The Project: Direct site also invited contestants to download and personalize an iron-on t-shirt decal promoting their entry. Some 17,000 people downloaded the decal, says Daina Middleton, then global director of advertising and interactive marketing for Hewlett-Packard’s imaging and printing group.
“We entered the community and provided something relevant,” adds Middleton, who’s now an SVP at Moxie Interactive’s Sunao division managing the customer insight, marketing analytics, and emerging trends departments. HP did the same with other campaign features, such as a tool kit that enabled filmmakers design and print out their own posters.
Improving Customer Support
Consumer electronics company Samsung traveled to where its customers hang out: CNET, an online publication that offers reviews, forums, and comparative pricing for digital cameras, television sets, and more.
Louis Giagrande, senior online marketing manager at Samsung, told attendees at the Conversational Marketing Summit this week that the “Mr. Samsung” program grew out of a small idea.
Giagrande, in a follow up interview with me, said he had been visiting CNET forums for years. Once he started working for Samsung, he thought it would be useful if he could answer questions involving Samsung products, so he did on an ad hoc basis.
Later Samsung approached CNET about participating in a branded formal arrangement that launched late May. The manufacturer paid the publisher for “back-end work” to set up Mr. Samsung’s presence on the forum. It also has a one-year ad campaign on CNET that’s not tied to the forum.
Asked about his biggest challenge in developing the program, Giagrande said it involved aligning multiple departments across the company to participate. And these are departments an online marketing manager typically doesn’t have much direct contact with — including customer service and sales.
In answering questions, Mr. Samsung must strike the right balance.

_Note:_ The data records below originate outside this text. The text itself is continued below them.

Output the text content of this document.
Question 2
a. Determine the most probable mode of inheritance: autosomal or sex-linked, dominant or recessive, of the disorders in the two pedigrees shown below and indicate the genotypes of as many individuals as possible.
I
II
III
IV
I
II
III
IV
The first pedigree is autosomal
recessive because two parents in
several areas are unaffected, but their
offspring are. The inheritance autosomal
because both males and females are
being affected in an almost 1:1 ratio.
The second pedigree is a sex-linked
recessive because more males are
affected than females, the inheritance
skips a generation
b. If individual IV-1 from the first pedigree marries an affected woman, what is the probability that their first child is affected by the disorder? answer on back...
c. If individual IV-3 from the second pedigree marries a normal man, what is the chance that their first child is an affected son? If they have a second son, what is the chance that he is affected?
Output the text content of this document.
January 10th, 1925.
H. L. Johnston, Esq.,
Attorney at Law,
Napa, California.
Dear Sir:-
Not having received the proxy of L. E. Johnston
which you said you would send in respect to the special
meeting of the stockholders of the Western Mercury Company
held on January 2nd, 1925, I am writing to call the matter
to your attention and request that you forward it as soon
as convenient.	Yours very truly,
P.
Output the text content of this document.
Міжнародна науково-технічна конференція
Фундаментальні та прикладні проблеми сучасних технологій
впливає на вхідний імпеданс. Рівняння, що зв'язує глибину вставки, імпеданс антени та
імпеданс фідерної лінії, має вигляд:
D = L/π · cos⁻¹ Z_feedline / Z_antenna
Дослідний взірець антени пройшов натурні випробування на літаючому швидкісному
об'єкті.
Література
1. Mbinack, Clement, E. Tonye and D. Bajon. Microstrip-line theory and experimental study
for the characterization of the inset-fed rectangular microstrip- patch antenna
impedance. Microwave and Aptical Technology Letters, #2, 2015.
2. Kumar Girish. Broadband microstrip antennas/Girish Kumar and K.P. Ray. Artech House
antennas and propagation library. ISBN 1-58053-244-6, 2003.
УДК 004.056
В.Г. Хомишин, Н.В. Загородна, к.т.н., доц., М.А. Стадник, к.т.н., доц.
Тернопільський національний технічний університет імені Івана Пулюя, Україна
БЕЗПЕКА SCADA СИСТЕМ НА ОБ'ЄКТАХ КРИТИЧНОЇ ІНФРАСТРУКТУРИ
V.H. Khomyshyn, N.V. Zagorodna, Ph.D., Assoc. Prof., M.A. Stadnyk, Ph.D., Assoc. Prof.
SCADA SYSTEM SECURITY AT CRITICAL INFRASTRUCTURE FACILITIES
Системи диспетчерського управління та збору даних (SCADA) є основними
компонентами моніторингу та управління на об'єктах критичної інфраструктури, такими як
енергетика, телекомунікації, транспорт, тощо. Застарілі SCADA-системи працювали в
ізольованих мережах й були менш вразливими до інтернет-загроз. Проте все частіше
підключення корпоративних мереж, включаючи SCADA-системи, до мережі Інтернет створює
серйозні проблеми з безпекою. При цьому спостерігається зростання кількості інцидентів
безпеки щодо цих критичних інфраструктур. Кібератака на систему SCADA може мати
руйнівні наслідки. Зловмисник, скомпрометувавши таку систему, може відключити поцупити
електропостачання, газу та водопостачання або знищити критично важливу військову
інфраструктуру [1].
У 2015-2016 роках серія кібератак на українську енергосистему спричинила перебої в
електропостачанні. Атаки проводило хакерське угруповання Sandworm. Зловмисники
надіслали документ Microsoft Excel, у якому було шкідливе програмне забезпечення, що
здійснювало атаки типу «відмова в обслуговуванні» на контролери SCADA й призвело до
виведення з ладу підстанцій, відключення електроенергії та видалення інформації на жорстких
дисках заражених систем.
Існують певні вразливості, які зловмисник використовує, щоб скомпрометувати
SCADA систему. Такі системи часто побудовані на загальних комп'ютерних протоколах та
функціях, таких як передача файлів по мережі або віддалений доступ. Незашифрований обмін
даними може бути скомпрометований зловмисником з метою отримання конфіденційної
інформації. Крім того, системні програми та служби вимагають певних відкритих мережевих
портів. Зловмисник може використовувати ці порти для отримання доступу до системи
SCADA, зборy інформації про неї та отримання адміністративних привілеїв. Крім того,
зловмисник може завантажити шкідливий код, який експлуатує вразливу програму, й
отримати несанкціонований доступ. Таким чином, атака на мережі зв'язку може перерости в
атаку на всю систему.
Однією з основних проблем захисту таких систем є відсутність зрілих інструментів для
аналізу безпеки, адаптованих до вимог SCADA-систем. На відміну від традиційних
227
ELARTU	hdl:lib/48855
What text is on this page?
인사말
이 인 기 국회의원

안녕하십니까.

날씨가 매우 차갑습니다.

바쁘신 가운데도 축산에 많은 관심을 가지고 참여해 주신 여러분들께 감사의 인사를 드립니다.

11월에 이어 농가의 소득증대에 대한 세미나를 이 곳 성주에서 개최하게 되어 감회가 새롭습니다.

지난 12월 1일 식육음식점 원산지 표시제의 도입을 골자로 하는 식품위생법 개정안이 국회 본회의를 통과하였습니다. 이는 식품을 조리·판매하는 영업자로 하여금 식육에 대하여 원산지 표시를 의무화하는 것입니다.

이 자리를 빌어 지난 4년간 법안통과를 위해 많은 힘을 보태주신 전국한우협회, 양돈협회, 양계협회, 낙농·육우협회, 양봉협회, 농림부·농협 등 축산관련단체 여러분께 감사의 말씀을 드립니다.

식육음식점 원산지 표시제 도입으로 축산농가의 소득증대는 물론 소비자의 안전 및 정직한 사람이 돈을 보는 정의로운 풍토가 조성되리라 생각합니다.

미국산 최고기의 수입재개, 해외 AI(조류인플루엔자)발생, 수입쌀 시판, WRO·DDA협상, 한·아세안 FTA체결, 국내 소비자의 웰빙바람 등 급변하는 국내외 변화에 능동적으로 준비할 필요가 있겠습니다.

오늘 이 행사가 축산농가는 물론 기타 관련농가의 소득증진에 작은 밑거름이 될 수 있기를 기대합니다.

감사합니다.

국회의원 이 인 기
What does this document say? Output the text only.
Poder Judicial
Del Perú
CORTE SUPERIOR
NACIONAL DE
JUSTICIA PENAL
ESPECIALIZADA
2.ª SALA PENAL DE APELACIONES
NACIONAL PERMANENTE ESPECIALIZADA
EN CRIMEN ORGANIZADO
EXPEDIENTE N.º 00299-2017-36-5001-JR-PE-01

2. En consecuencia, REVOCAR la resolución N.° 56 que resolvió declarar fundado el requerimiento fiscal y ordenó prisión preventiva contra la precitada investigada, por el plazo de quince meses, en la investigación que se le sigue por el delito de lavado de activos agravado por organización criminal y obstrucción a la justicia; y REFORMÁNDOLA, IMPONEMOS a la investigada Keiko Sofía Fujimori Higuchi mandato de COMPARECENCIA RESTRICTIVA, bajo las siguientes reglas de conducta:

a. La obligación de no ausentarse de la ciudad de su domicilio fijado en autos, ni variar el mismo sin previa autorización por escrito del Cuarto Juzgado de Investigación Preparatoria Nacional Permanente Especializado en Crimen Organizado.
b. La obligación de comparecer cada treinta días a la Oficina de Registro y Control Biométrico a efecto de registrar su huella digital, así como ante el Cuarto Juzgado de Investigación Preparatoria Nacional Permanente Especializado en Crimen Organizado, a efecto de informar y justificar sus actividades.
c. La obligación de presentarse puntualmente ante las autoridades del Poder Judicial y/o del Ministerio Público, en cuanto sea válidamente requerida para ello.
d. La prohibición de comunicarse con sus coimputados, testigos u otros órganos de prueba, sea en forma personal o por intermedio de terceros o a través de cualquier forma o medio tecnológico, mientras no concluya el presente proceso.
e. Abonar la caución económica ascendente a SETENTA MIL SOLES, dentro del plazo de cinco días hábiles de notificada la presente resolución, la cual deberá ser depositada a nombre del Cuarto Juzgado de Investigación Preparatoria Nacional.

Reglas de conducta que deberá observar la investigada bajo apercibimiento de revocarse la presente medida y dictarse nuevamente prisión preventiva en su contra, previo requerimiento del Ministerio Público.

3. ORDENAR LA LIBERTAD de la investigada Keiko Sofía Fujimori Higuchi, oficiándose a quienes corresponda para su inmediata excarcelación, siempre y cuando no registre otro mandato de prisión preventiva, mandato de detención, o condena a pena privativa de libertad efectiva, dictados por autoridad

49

And that includes “getting the right answer to people in a timely manner and maintaining a very informal dialogue,” Giagrande said.
CNET established some ground rules: Samsung cannot moderate or censor comments. For its part, Samsung established internal rules: it will not discuss a competitor in the forum, nor will it make direct contact with participants outside the forum.
“Most important is to keep the integrity of the forum and not compromise that. If [the forum] is not valid to people anymore, why would we want to participate in that community?” Giagrande asked.